In my seminar, I focused on liner regression model. There are three reasons why I choose this model.

1. It is the simplest model in data analysis.

It uses inner product of parameters and explanatory variables. This is very simple and easy to understand, however, it appears many times in statistical models and machine learning. Once participants can be familiar with inner product, they can apply it to more complex models.

2. Liner regression model can be basis in learning more complex models.

Although liner regression model is simple, it can be extended to more complex models. For example, logistic regression model uses same inner product as liner regression model. Structures of these two models are similar each other. Neural network can be expressed as layers of logistic regression model. Support vector machine uses inner product of parameters and explanatory variables, too.

3. Method to obtain parameters can be expanded to more complex models.

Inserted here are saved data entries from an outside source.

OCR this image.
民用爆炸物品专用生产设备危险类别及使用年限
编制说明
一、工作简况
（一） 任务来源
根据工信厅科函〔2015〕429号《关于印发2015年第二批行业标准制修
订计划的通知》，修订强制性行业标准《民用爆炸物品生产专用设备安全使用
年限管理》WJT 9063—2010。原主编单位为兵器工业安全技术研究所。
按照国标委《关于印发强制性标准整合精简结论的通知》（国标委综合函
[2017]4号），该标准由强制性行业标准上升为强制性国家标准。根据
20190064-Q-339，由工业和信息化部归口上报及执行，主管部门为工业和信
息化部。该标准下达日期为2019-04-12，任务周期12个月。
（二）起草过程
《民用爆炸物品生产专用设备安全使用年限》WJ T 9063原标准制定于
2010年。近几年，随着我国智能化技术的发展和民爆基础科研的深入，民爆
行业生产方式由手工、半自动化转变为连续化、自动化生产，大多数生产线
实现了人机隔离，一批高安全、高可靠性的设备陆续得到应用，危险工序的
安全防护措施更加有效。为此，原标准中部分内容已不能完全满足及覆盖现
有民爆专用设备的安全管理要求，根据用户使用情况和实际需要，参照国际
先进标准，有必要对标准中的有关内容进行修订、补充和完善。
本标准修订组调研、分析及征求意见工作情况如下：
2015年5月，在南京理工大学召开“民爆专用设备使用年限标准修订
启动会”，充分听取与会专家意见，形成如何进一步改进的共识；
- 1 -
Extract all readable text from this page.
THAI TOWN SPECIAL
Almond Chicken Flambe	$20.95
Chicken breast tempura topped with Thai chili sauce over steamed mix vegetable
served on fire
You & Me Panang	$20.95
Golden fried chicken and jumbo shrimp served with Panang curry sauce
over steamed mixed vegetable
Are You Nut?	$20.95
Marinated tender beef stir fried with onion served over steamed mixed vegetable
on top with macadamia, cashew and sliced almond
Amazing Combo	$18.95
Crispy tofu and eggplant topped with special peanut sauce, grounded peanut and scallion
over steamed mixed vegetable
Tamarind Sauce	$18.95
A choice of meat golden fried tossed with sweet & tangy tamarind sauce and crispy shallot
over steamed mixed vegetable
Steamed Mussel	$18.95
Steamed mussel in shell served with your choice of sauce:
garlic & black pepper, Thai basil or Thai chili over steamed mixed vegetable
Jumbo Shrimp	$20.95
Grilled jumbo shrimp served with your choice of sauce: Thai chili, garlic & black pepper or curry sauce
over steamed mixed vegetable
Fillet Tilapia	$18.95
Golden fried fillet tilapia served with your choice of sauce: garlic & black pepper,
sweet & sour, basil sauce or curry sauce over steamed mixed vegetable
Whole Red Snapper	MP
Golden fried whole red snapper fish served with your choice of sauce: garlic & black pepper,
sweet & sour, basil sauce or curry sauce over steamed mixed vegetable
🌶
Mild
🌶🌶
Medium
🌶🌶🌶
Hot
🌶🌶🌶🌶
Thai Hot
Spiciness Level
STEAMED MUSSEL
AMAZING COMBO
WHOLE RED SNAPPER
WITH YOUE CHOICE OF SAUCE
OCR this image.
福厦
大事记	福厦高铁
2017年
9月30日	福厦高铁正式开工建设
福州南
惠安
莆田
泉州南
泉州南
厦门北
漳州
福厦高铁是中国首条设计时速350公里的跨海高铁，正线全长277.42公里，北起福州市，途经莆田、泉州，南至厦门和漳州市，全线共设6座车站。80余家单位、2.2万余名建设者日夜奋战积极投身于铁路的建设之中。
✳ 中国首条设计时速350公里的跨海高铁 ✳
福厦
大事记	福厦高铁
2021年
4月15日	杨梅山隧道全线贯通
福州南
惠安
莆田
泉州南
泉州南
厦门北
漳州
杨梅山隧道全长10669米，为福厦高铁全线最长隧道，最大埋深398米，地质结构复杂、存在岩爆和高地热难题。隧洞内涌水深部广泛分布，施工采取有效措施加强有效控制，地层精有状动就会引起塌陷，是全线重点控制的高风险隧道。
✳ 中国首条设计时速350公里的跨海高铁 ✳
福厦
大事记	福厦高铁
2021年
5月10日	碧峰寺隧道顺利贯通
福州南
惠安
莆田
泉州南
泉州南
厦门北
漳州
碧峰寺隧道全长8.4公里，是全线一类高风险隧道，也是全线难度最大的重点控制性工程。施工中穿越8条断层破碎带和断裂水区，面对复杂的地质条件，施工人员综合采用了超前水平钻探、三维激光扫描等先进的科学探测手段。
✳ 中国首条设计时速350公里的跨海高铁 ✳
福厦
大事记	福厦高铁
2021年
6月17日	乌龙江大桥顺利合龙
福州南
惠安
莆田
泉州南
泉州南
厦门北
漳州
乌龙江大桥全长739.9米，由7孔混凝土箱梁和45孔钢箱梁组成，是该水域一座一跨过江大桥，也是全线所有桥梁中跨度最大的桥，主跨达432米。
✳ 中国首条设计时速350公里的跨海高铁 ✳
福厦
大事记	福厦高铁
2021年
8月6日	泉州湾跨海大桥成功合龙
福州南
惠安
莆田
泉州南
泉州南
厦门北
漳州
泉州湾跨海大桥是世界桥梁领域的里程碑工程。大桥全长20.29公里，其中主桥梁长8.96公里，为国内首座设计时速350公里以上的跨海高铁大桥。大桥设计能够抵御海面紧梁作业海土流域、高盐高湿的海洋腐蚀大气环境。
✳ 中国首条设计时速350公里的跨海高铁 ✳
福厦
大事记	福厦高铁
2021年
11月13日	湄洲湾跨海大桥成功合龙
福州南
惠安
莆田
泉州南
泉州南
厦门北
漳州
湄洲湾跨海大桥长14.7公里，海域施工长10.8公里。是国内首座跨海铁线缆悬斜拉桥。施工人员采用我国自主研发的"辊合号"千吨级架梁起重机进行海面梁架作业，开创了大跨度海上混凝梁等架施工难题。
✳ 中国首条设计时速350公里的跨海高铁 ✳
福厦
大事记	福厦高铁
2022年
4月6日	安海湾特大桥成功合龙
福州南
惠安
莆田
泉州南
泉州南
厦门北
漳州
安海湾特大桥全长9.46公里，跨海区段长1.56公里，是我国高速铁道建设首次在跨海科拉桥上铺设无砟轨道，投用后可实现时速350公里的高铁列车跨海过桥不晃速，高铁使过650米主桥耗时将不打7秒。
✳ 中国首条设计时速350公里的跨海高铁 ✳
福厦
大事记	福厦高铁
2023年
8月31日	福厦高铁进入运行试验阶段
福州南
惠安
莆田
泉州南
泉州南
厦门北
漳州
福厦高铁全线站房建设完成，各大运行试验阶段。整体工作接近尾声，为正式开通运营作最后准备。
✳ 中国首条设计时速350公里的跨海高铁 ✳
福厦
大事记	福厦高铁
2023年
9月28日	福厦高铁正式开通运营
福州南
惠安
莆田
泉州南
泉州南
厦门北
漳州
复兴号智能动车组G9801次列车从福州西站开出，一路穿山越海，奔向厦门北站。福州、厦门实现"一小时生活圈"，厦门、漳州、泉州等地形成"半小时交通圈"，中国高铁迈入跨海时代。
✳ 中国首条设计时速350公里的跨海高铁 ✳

Obtaining parameters is a key point to use statistical models effectively. In order to do that, least squares method is used in liner regression model. This method can be expanded to Maximum likelihood estimation, which is used in logistic regression model.

If you are a beginner of data analysis, I would like to recommend to learn liner regression model as the first step of data analysis. Once you can understand liner regression model, it enable you to understand more complex models. Anyway, let us start learning liner regression model. Good luck!